Therapy in combination with medication holds the most intuitive appeal for more severe cases of MDD, and this combination has been tested in multiple clinical trials. The initial TADS analysis found combination treatment superior to fluoxetine treatment alone (which was significantly better than both CBT alone and placebo), in most, but not all acute (6- and 12-week) outcomes (March et al., 2004). In particular, some adverse effects that were present at increased rates in the fluoxetine-alone group compared to placebo (e.g., irritability, risky behavior, and agitation) were reduced when fluoxetine was given in combination with CBT (March et al., 2004), although this mitigating influence was not replicated TORDIA, ADAPT, or IMPACT (Goodyer & Wilkinson, 2019). Secondary analyses of the TADS trial gave a more nuanced picture, with combination therapy superseding fluoxetine-alone treatment in mild and moderate cases, but showing no statistical separation from placebo in the most impaired sets of patients (Curry et al., 2006). The ADAPT trial replicated this finding in its more severe MDD cohort, showing that the addition of CBT to medication was not significantly different from medication and usual care in a moderate-to-severe depressed population (Goodyer et al., 2008). A recent study combining adolescents and young adults (15–25 years old, N = 153) with relatively severe depression examined the converse question and showed no benefit of adding fluoxetine to CBT on depression scores at 12 weeks, although anxiety scores were significantly improved by combined treatment (Davey et al., 2019). At 26 weeks, when separated by age, participants younger than 18 showed substantial reductions in MADRS in both groups [−20.5 (95% CI −25.3 to −15.7) in CBT + placebo and −21.0 (95% CI −26.2 to −15.9) in CBT + fluoxetine] and no group differences, whereas participants older than 18 showed lower overall improvements and a significant between-group difference favoring CBT + medication [193 (95% CI −22.3 to −16.3)] over CBT + placebo [−14.2 (95% CI −17.2 to −11.1)] (Davey et al., 2019). These authors suggest that in cases where CBT provides only a modest effect, medication may provide an additional benefit, obscured by a ceiling effect in the adolescents. Taken together, these trials paint a complex picture that draws into question the conventional wisdom that combined treatment is superior to either treatment alone or sequential implementation.

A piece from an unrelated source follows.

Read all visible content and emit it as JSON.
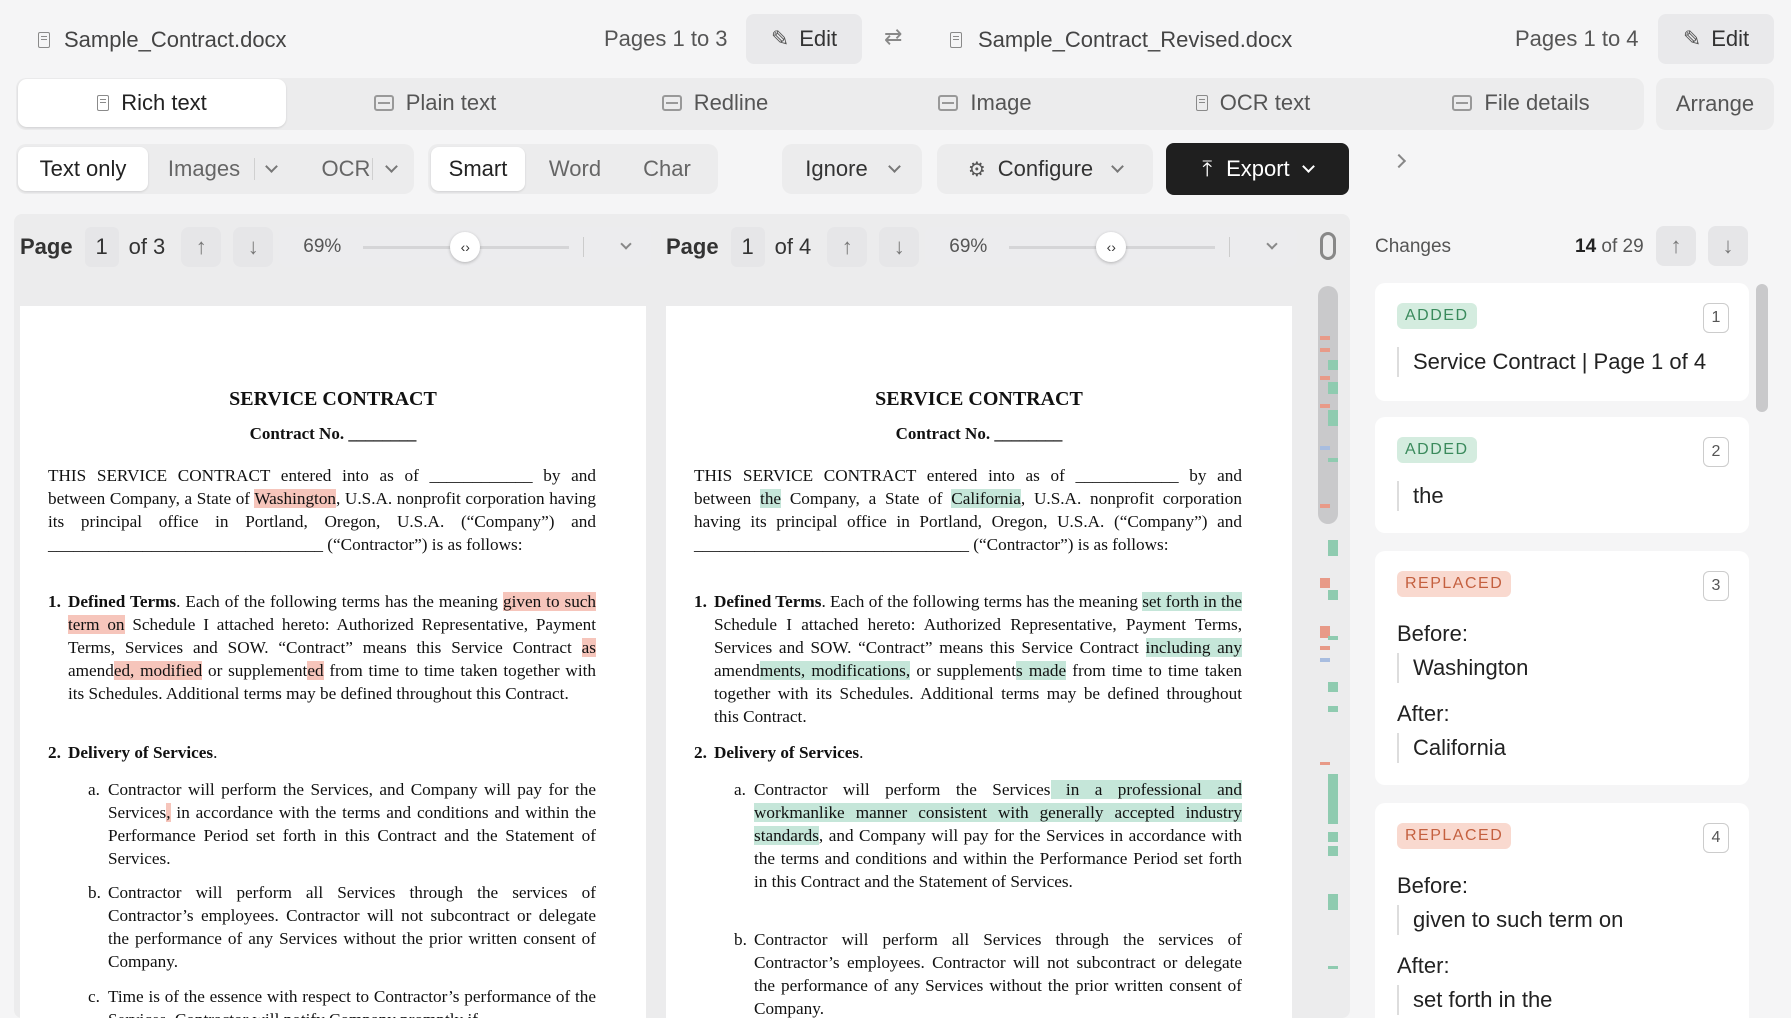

The larger trials also allowed the opportunity to explore different trajectories of treatment response, with subjects potentially having differential responsiveness to therapy, medication, and the combination, which could be obscured at the group level when all potential subgroups are combined. Secondary analyses of TADS (Scott, Lewis, & Marti, 2019) and TORDIA (Maalouf et al., 2012) demonstrate three distinct trajectories of change: (a) a high severity with early improvement group, (b) a high severity with no remission group, and (c) a moderate severity with slow or later-onset remission group. Group 1, approximately 10% of the TADS sample, was highly enriched for fluoxetine treatment and had little to no CBT-alone cases (Scott et al., 2019). While this group improved quickly, most still met criteria for clinical depression at six weeks, despite substantial improvement. One interpretation of this finding is that a high initial depression severity might make it difficult for subjects to fully engage in psychotherapy due to potential cognitive, attention, and motivational impairments. The symptomatic improvement at 6 weeks due to fluoxetine might allow for better engagement with subsequent psychotherapy, and thus, a sequential rather than combined approach might be more successful for this group. The subjects in the second group, who did not substantially improve, were older with higher depression severity and longer depressive episode duration (Maalouf et al., 2012; Scott et al., 2019). The third group, comprised of moderate severity patients with slow improvement, represented three quarters of the TADS sample, was enriched with CBT treatment, and many were close to remission at the 6-week assessment point (Scott et al., 2019). These data are consistent with current guidelines for psychotherapy treatment for mild or moderate pediatric MDD cases (Birmaher et al., 2007; National Institute for Health & Care Excellence, 2019).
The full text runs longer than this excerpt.